Preaching to the choir here but...

Moved by tragedy, jury foreman of Sonoma County child torture case wants more of us to pay attention, act​

Steve Share of Santa Rosa bore witness to one of Sonoma County’s most horrific criminal trials in recent memory.

He’d like some modicum of good to come from it.

Share was foreman on the jury that in July found Jose Centeno guilty of 15 counts related to the abuse and torture of his three adopted children.

Sonoma County Superior Court Judge Troye Shaffer sentenced him to six consecutive life sentences, telling a packed courtroom that she had “never seen anything like this before.”

Neither had Share. And that is why he is speaking out.


Share isn’t interested in revisiting the horrors that Centeno inflicted on children who were supposed to be in his care. His focus today is how more of us can be aware of what abuse and neglect looks like and what to do when we see it.

It’s Share’s belief that many people, over the course of years, had opportunity to report what was happening in Gina and Jose Centeno’s Rohnert Park home.

Some of those people were required by law to report what Share described as obvious signs of abuse.
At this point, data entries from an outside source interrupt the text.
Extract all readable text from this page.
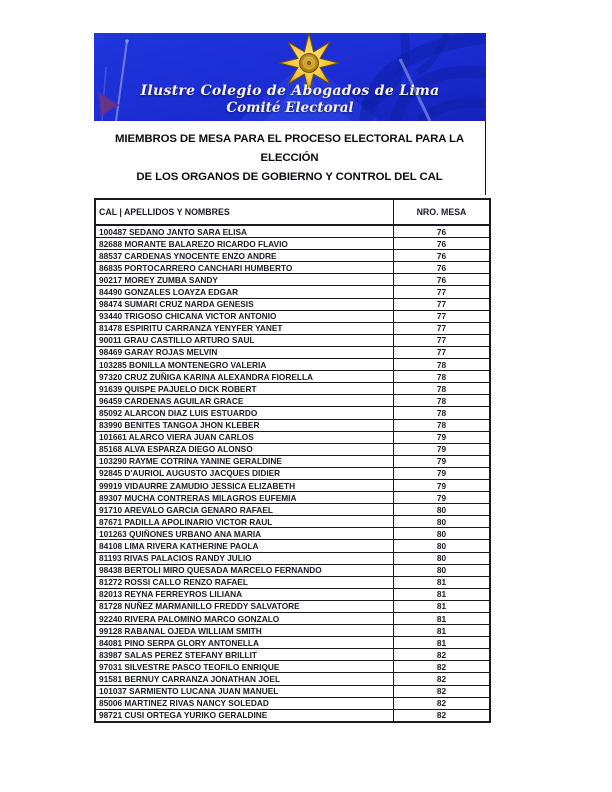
Ilustre Colegio de Abogados de Lima
Comité Electoral
MIEMBROS DE MESA PARA EL PROCESO ELECTORAL PARA LA ELECCIÓN
DE LOS ORGANOS DE GOBIERNO Y CONTROL DEL CAL
CAL | APELLIDOS Y NOMBRES	NRO. MESA
100487 SEDANO JANTO SARA ELISA	76
82688 MORANTE BALAREZO RICARDO FLAVIO	76
88537 CARDENAS YNOCENTE ENZO ANDRE	76
86835 PORTOCARRERO CANCHARI HUMBERTO	76
90217 MOREY ZUMBA SANDY	76
84490 GONZALES LOAYZA EDGAR	77
98474 SUMARI CRUZ NARDA GENESIS	77
93440 TRIGOSO CHICANA VICTOR ANTONIO	77
81478 ESPIRITU CARRANZA YENYFER YANET	77
90011 GRAU CASTILLO ARTURO SAUL	77
98469 GARAY ROJAS MELVIN	77
103285 BONILLA MONTENEGRO VALERIA	78
97320 CRUZ ZUÑIGA KARINA ALEXANDRA FIORELLA	78
91639 QUISPE PAJUELO DICK ROBERT	78
96459 CARDENAS AGUILAR GRACE	78
85092 ALARCON DIAZ LUIS ESTUARDO	78
83990 BENITES TANGOA JHON KLEBER	78
101661 ALARCO VIERA JUAN CARLOS	79
85168 ALVA ESPARZA DIEGO ALONSO	79
103290 RAYME COTRINA YANINE GERALDINE	79
92845 D'AURIOL AUGUSTO JACQUES DIDIER	79
99919 VIDAURRE ZAMUDIO JESSICA ELIZABETH	79
89307 MUCHA CONTRERAS MILAGROS EUFEMIA	79
91710 AREVALO GARCIA GENARO RAFAEL	80
87671 PADILLA APOLINARIO VICTOR RAUL	80
101263 QUIÑONES URBANO ANA MARIA	80
84108 LIMA RIVERA KATHERINE PAOLA	80
81193 RIVAS PALACIOS RANDY JULIO	80
98438 BERTOLI MIRO QUESADA MARCELO FERNANDO	80
81272 ROSSI CALLO RENZO RAFAEL	81
82013 REYNA FERREYROS LILIANA	81
81728 NUÑEZ MARMANILLO FREDDY SALVATORE	81
92240 RIVERA PALOMINO MARCO GONZALO	81
99128 RABANAL OJEDA WILLIAM SMITH	81
84081 PINO SERPA GLORY ANTONELLA	81
83987 SALAS PEREZ STEFANY BRILLIT	82
97031 SILVESTRE PASCO TEOFILO ENRIQUE	82
91581 BERNUY CARRANZA JONATHAN JOEL	82
101037 SARMIENTO LUCANA JUAN MANUEL	82
85006 MARTINEZ RIVAS NANCY SOLEDAD	82
98721 CUSI ORTEGA YURIKO GERALDINE	82
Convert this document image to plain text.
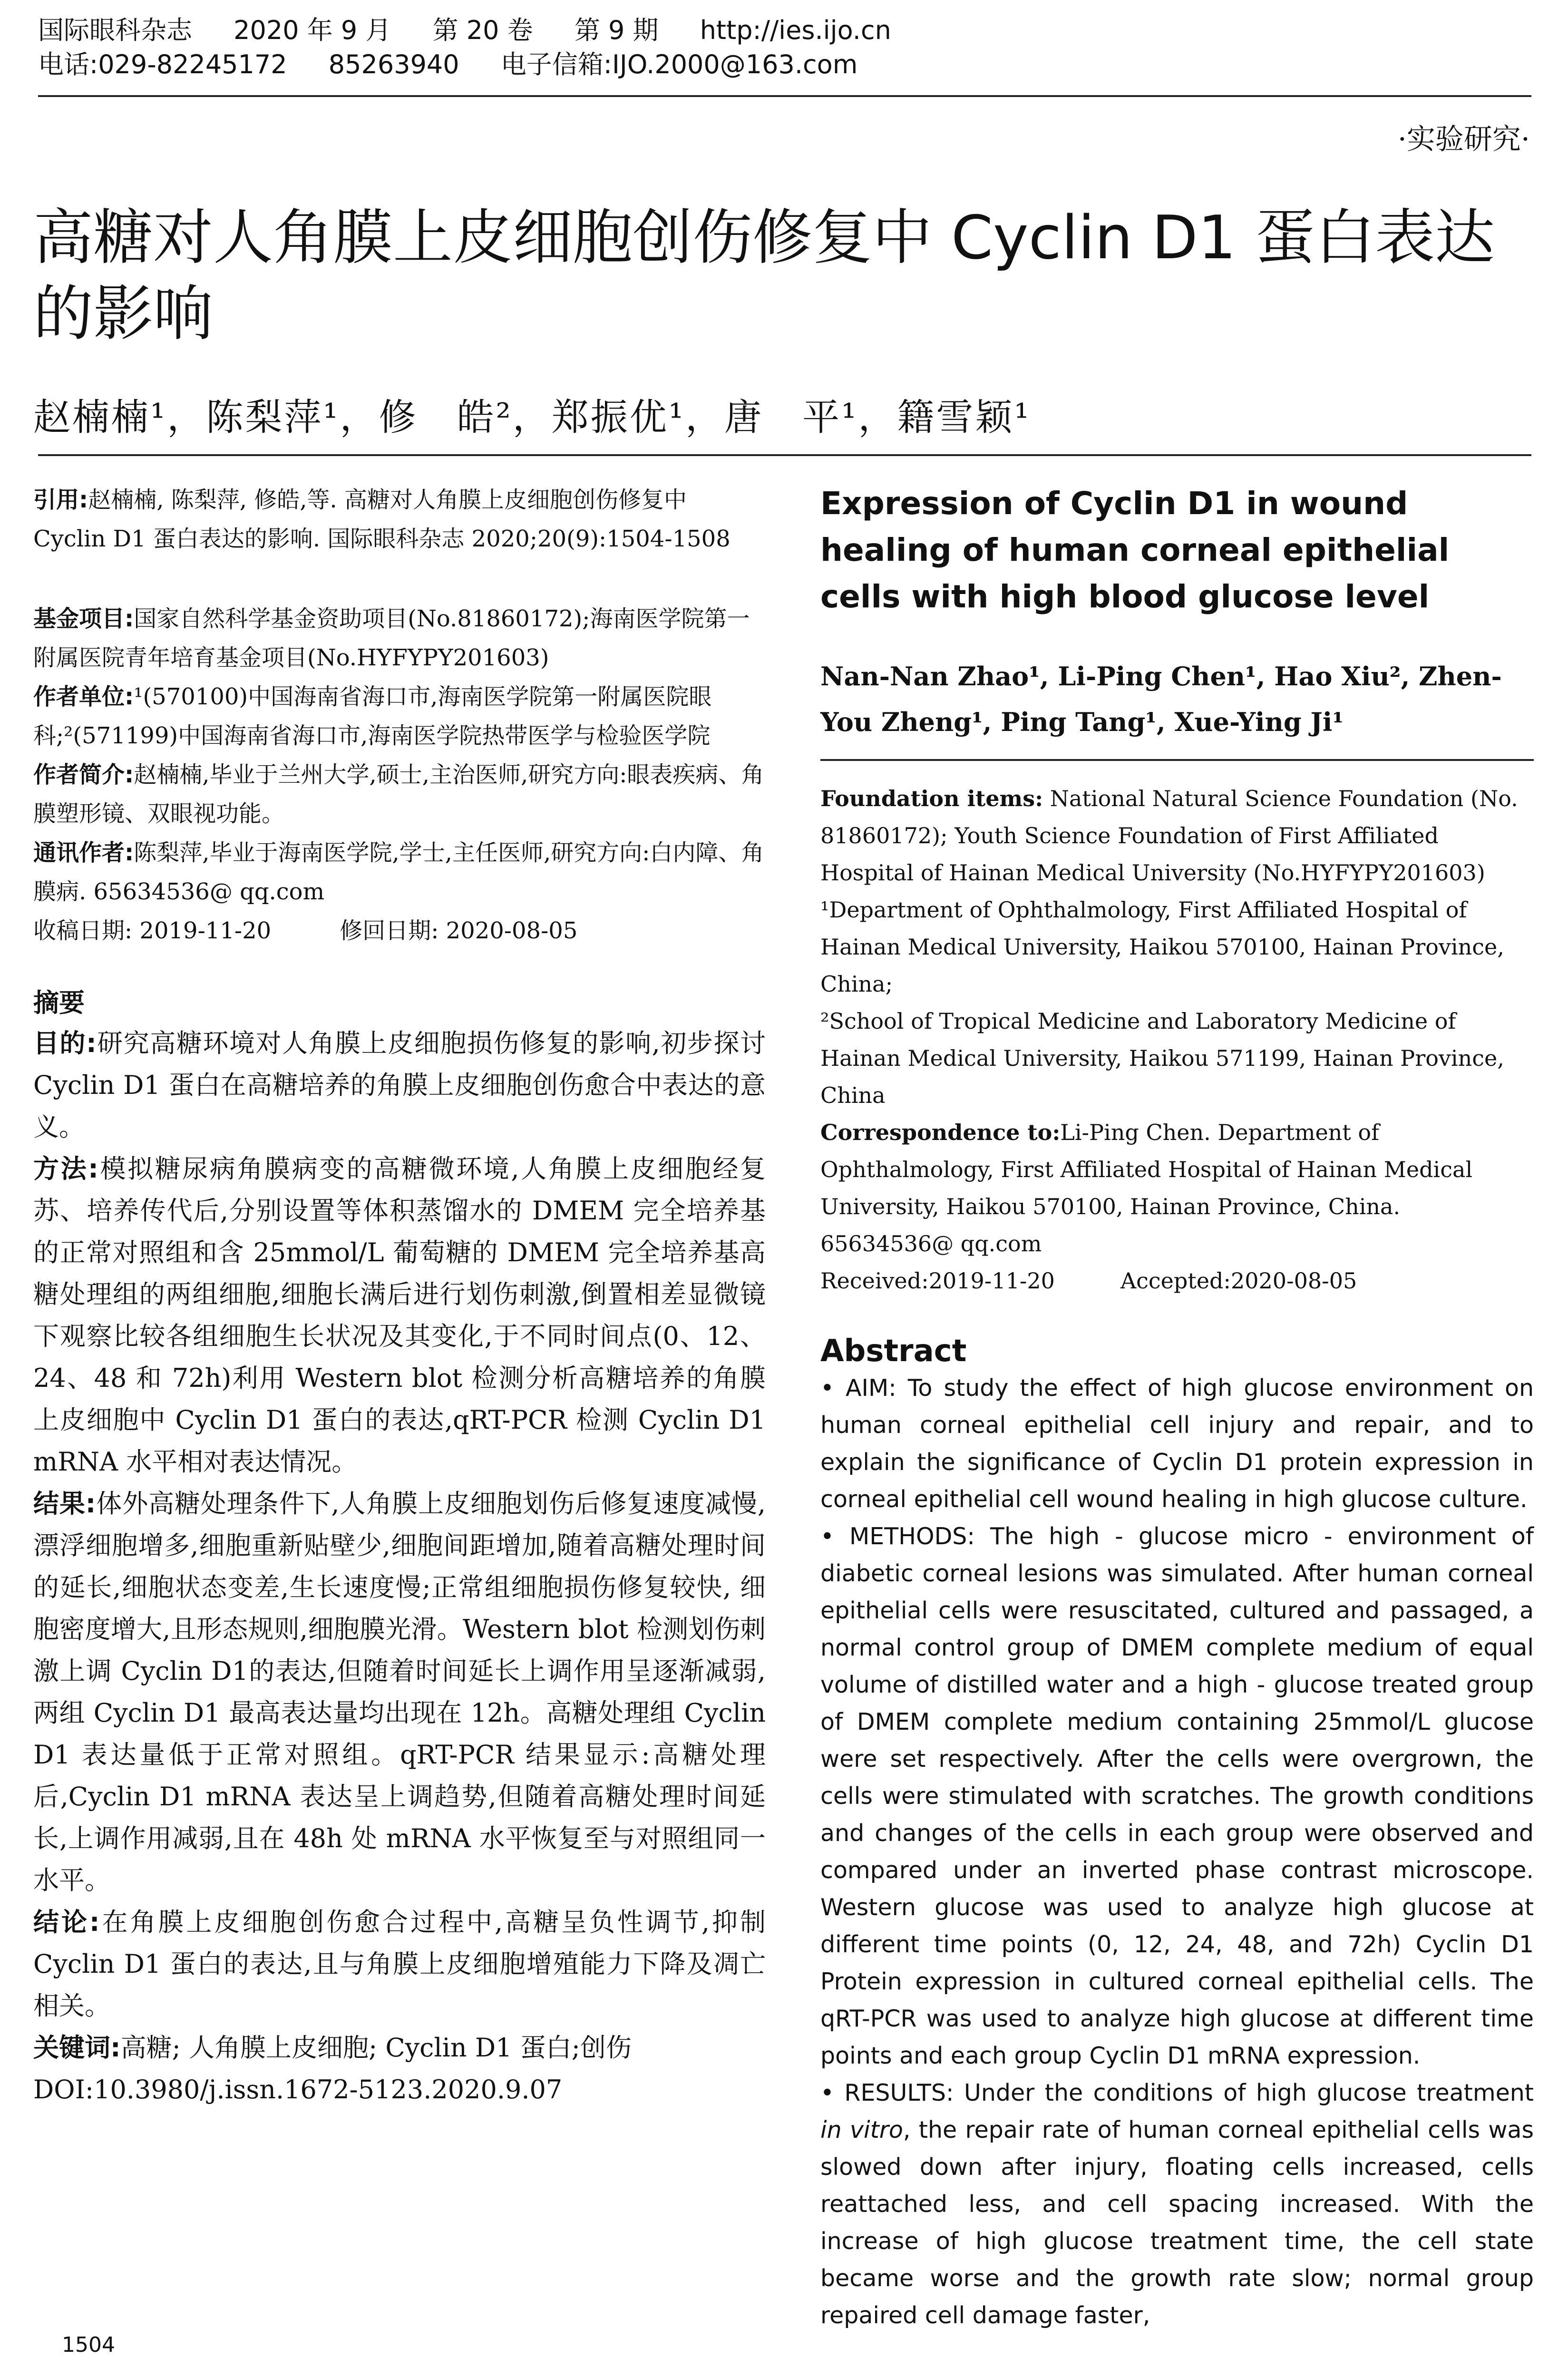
国际眼科杂志 2020 年 9 月 第 20 卷 第 9 期 http://ies.ijo.cn
电话:029-82245172 85263940 电子信箱:IJO.2000@163.com
·实验研究·
高糖对人角膜上皮细胞创伤修复中 Cyclin D1 蛋白表达的影响
赵楠楠¹，陈梨萍¹，修　皓²，郑振优¹，唐　平¹，籍雪颖¹

引用:赵楠楠, 陈梨萍, 修皓,等. 高糖对人角膜上皮细胞创伤修复中 Cyclin D1 蛋白表达的影响. 国际眼科杂志 2020;20(9):1504-1508

基金项目:国家自然科学基金资助项目(No.81860172);海南医学院第一附属医院青年培育基金项目(No.HYFYPY201603)

作者单位:¹(570100)中国海南省海口市,海南医学院第一附属医院眼科;²(571199)中国海南省海口市,海南医学院热带医学与检验医学院

作者简介:赵楠楠,毕业于兰州大学,硕士,主治医师,研究方向:眼表疾病、角膜塑形镜、双眼视功能。

通讯作者:陈梨萍,毕业于海南医学院,学士,主任医师,研究方向:白内障、角膜病. 65634536@ qq.com

收稿日期: 2019-11-20　　　	修回日期: 2020-08-05

摘要

目的:研究高糖环境对人角膜上皮细胞损伤修复的影响,初步探讨 Cyclin D1 蛋白在高糖培养的角膜上皮细胞创伤愈合中表达的意义。

方法:模拟糖尿病角膜病变的高糖微环境,人角膜上皮细胞经复苏、培养传代后,分别设置等体积蒸馏水的 DMEM 完全培养基的正常对照组和含 25mmol/L 葡萄糖的 DMEM 完全培养基高糖处理组的两组细胞,细胞长满后进行划伤刺激,倒置相差显微镜下观察比较各组细胞生长状况及其变化,于不同时间点(0、12、24、48 和 72h)利用 Western blot 检测分析高糖培养的角膜上皮细胞中 Cyclin D1 蛋白的表达,qRT-PCR 检测 Cyclin D1 mRNA 水平相对表达情况。

结果:体外高糖处理条件下,人角膜上皮细胞划伤后修复速度减慢,漂浮细胞增多,细胞重新贴壁少,细胞间距增加,随着高糖处理时间的延长,细胞状态变差,生长速度慢;正常组细胞损伤修复较快, 细胞密度增大,且形态规则,细胞膜光滑。Western blot 检测划伤刺激上调 Cyclin D1的表达,但随着时间延长上调作用呈逐渐减弱,两组 Cyclin D1 最高表达量均出现在 12h。高糖处理组 Cyclin D1 表达量低于正常对照组。qRT-PCR 结果显示:高糖处理后,Cyclin D1 mRNA 表达呈上调趋势,但随着高糖处理时间延长,上调作用减弱,且在 48h 处 mRNA 水平恢复至与对照组同一水平。

结论:在角膜上皮细胞创伤愈合过程中,高糖呈负性调节,抑制 Cyclin D1 蛋白的表达,且与角膜上皮细胞增殖能力下降及凋亡相关。

关键词:高糖; 人角膜上皮细胞; Cyclin D1 蛋白;创伤

DOI:10.3980/j.issn.1672-5123.2020.9.07

Expression of Cyclin D1 in wound healing of human corneal epithelial cells with high blood glucose level
Nan-Nan Zhao¹, Li-Ping Chen¹, Hao Xiu², Zhen-You Zheng¹, Ping Tang¹, Xue-Ying Ji¹

Foundation items: National Natural Science Foundation (No. 81860172); Youth Science Foundation of First Affiliated Hospital of Hainan Medical University (No.HYFYPY201603)

¹Department of Ophthalmology, First Affiliated Hospital of Hainan Medical University, Haikou 570100, Hainan Province, China;

²School of Tropical Medicine and Laboratory Medicine of Hainan Medical University, Haikou 571199, Hainan Province, China

Correspondence to:Li-Ping Chen. Department of Ophthalmology, First Affiliated Hospital of Hainan Medical University, Haikou 570100, Hainan Province, China. 65634536@ qq.com

Received:2019-11-20　　　	Accepted:2020-08-05

Abstract

• AIM: To study the effect of high glucose environment on human corneal epithelial cell injury and repair, and to explain the significance of Cyclin D1 protein expression in corneal epithelial cell wound healing in high glucose culture.

• METHODS: The high - glucose micro - environment of diabetic corneal lesions was simulated. After human corneal epithelial cells were resuscitated, cultured and passaged, a normal control group of DMEM complete medium of equal volume of distilled water and a high - glucose treated group of DMEM complete medium containing 25mmol/L glucose were set respectively. After the cells were overgrown, the cells were stimulated with scratches. The growth conditions and changes of the cells in each group were observed and compared under an inverted phase contrast microscope. Western glucose was used to analyze high glucose at different time points (0, 12, 24, 48, and 72h) Cyclin D1 Protein expression in cultured corneal epithelial cells. The qRT-PCR was used to analyze high glucose at different time points and each group Cyclin D1 mRNA expression.

• RESULTS: Under the conditions of high glucose treatment in vitro, the repair rate of human corneal epithelial cells was slowed down after injury, floating cells increased, cells reattached less, and cell spacing increased. With the increase of high glucose treatment time, the cell state became worse and the growth rate slow; normal group repaired cell damage faster,

1504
But still more were people he believes likely knew something but said nothing.

They were not so-called mandated reporters, those required by law to file a report, but less official observers who nonetheless were in a position to witness how the children were faring in their household, how they were growing, and what was happening when they stopped going to their neighborhood school.

“There were so many opportunities,” Share said. “There were things that people observed and never acted on.”

It’s Share’s hope that if more people are compelled, inspired and feel confident to report suspicions of abuse or neglect, lives will be saved.